The objectives of this study are to observe the dynamic changes of NK cell subsets, phenotypes and functional parameters during and after DAAs treatment, and investigate the effect of DAAs (sofosbuvir/ledipasvir) treatment on innate immunity in genotype 1b HCV-infected patients.
Thirteen treatment-naïve and treatment-experienced CHC patients were treated with sofosbuvir/ledipasvir, and NK cells were detected at baseline, week 2 to 12 during therapy, and week post of treatment (Pt)-12 and 24 after the end of therapy by multicolor flow cytometry and compared with 13 healthy controls.
There was a significant decline in CD56bright NK cell frequencies at week 8 (P = 0.002) and week 12 (P = 0.003), which were altered to the level comparable to that of healthy controls at week Pt-12, but there was no difference in the frequency of CD56dim NK cells. Compared with healthy controls, the expression levels of NKG2A, NKp30 and CD94 on NK cells from CHC patients at baseline were higher. NKG2A, NKp30 and CD94 started to recover at week 12 and reached the levels similar to those of healthy controls at week Pt-12 or Pt-24. Before treatment, patients had higher IFN-γ and perforin levels than healthy controls, and IFN-γ started to recover at week 8 and reached the normalized level at week Pt-12.

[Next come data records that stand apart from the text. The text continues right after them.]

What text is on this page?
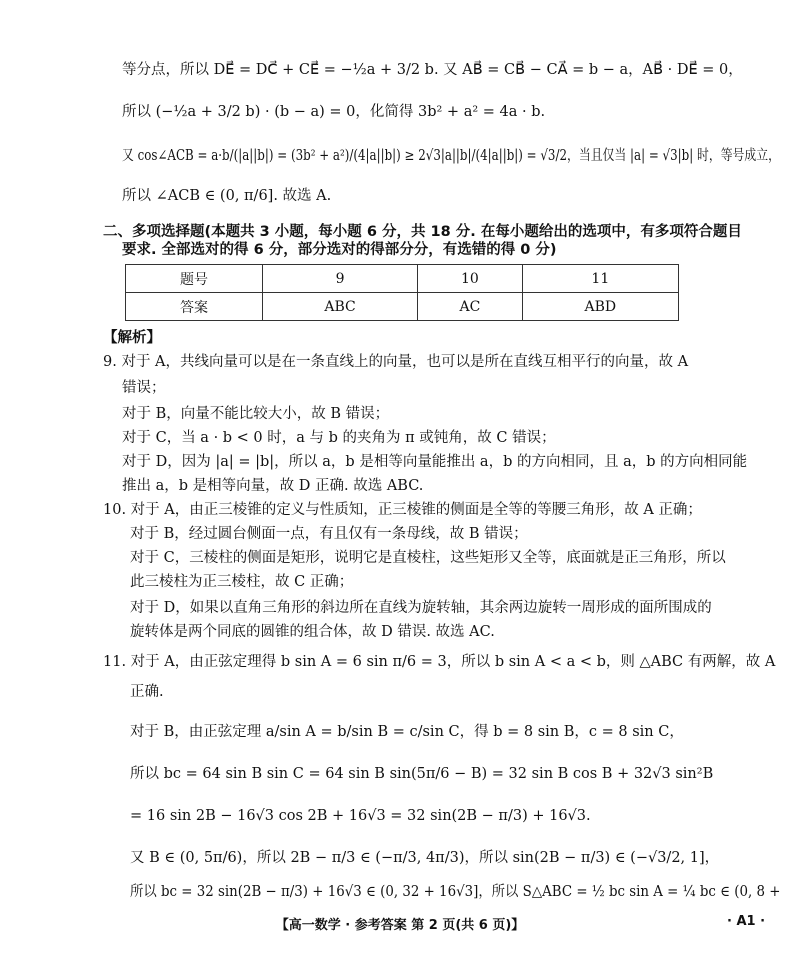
等分点，所以 DE⃗ = DC⃗ + CE⃗ = −½a + 3/2 b. 又 AB⃗ = CB⃗ − CA⃗ = b − a，AB⃗ · DE⃗ = 0，
所以 (−½a + 3/2 b) · (b − a) = 0，化简得 3b² + a² = 4a · b.
又 cos∠ACB = a·b/(|a||b|) = (3b² + a²)/(4|a||b|) ≥ 2√3|a||b|/(4|a||b|) = √3/2，当且仅当 |a| = √3|b| 时，等号成立，
所以 ∠ACB ∈ (0, π/6]. 故选 A.
二、多项选择题(本题共 3 小题，每小题 6 分，共 18 分. 在每小题给出的选项中，有多项符合题目
要求. 全部选对的得 6 分，部分选对的得部分分，有选错的得 0 分)
题号	9	10	11
答案	ABC	AC	ABD
【解析】
9. 对于 A，共线向量可以是在一条直线上的向量，也可以是所在直线互相平行的向量，故 A
错误；
对于 B，向量不能比较大小，故 B 错误；
对于 C，当 a · b < 0 时，a 与 b 的夹角为 π 或钝角，故 C 错误；
对于 D，因为 |a| = |b|，所以 a，b 是相等向量能推出 a，b 的方向相同，且 a，b 的方向相同能
推出 a，b 是相等向量，故 D 正确. 故选 ABC.
10. 对于 A，由正三棱锥的定义与性质知，正三棱锥的侧面是全等的等腰三角形，故 A 正确；
对于 B，经过圆台侧面一点，有且仅有一条母线，故 B 错误；
对于 C，三棱柱的侧面是矩形，说明它是直棱柱，这些矩形又全等，底面就是正三角形，所以
此三棱柱为正三棱柱，故 C 正确；
对于 D，如果以直角三角形的斜边所在直线为旋转轴，其余两边旋转一周形成的面所围成的
旋转体是两个同底的圆锥的组合体，故 D 错误. 故选 AC.
11. 对于 A，由正弦定理得 b sin A = 6 sin π/6 = 3，所以 b sin A < a < b，则 △ABC 有两解，故 A
正确.
对于 B，由正弦定理 a/sin A = b/sin B = c/sin C，得 b = 8 sin B，c = 8 sin C，
所以 bc = 64 sin B sin C = 64 sin B sin(5π/6 − B) = 32 sin B cos B + 32√3 sin²B
= 16 sin 2B − 16√3 cos 2B + 16√3 = 32 sin(2B − π/3) + 16√3.
又 B ∈ (0, 5π/6)，所以 2B − π/3 ∈ (−π/3, 4π/3)，所以 sin(2B − π/3) ∈ (−√3/2, 1]，
所以 bc = 32 sin(2B − π/3) + 16√3 ∈ (0, 32 + 16√3]，所以 S△ABC = ½ bc sin A = ¼ bc ∈ (0, 8 +
【高一数学 · 参考答案 第 2 页(共 6 页)】	· A1 ·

NK cells of CHC patients can be affected by DAAs, and NK cell phenotypes and function started to change at the later period of sofosbuvir/ledipasvir treatment and reversed to the normalized level of healthy individuals mainly after end of treatment. What we found in our research is different from previous studies which assumed that HCV clearance induced by DAAs can mediate NK recovery rapidly.
In hepatitis B virus (HBV)/HCV coinfected patients, HBV reactivation often occurred at the later period or even after the end of DAAs treatment. Our study may provide an explanation for this observation. Whether dynamic changes of NK cells in DAA-treated patients are related to HCV reinfection or liver carcinogenesis after HCV elimination is a great topic in the future.